In the phase III (2011-2014) Abaloparatide Comparator Trial in Vertebral Endpoints (ACTIVE) trial, an 18-months randomized, multicenter, double-blinded, placebo-controlled study evaluated the long-term efficacy of abaloparatide compared to placebo and teriparatide in 2,463 postmenopausal women (mean age 69 years). Women who received daily injections of abaloparatide experienced substantial reduction in the incidence of fractures compared to placebo. Additionally, greater BMD increase at 6, 12 and 18 months in spinal, hips and femoral bones was observed in abaloparatide compared to placebo and teriparatide-treated subjects.

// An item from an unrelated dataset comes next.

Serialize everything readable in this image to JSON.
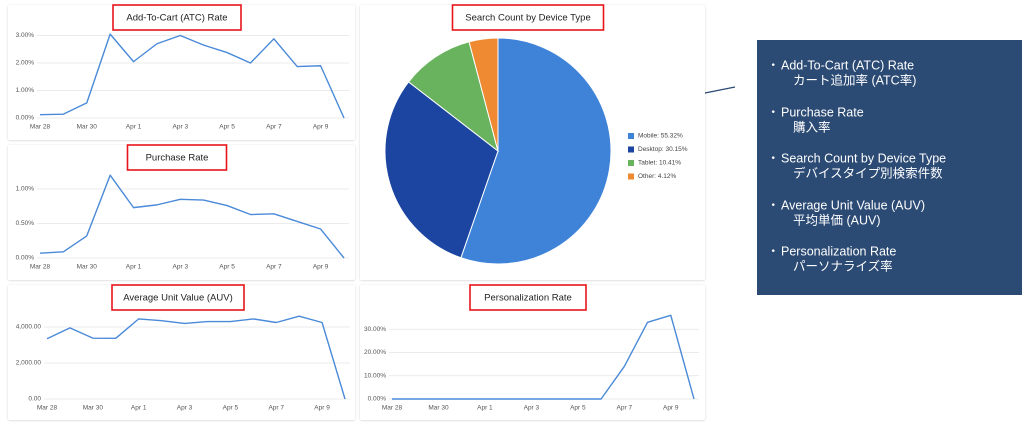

Participants who completed 18 months of abaloparatide or placebo in the ACTIVE study were invited to participate in an extended open-labeled study - ACTIVExtend study (2012-2016). Subjects (n=1139) received additional 2 years of 70 mg of alendronate, Vitamin D (400 to 800 IU), and calcium (500–1000 mg) supplementation daily. Combined abaloparatide and alendronate therapy reduced significantly the incidence of vertebral and nonvertebral fractures.

In addition to the injectable form of abaloparatide, a transdermal patch is also in development.

== Society and culture ==
=== Legal status ===
Radius Health filed a marketing authorisation application in November 2015, which was validated in December 2015. In July 2017, the Committee for Medicinal Products for Human Use (CHMP) issued a second Day-180 List of Outstanding Issues, which Radius is addressing with the CHMP.

In February 2016, a New Drug Application for abaloparatide-SC was filed to the FDA, and was accepted in May 2016. A Prescription Drug User Fee Act (PDUFA) date was initially granted in March 2016, and then extended to June 2017.

In October 2022, the CHMP of the European Medicines Agency adopted a positive opinion, recommending the granting of a marketing authorization for the medicinal product Eladynos, intended for the treatment of osteoporosis in postmenopausal women at increased risk of fracture. The applicant for this medicinal product is Radius Health Ireland Ltd. Abaloparatide was approved for medical use in the European Union in December 2022.

=== Intellectual property ===
Radius Health holds three patents on abaloparatide-SC, with expiration dates from 2027 to 2028.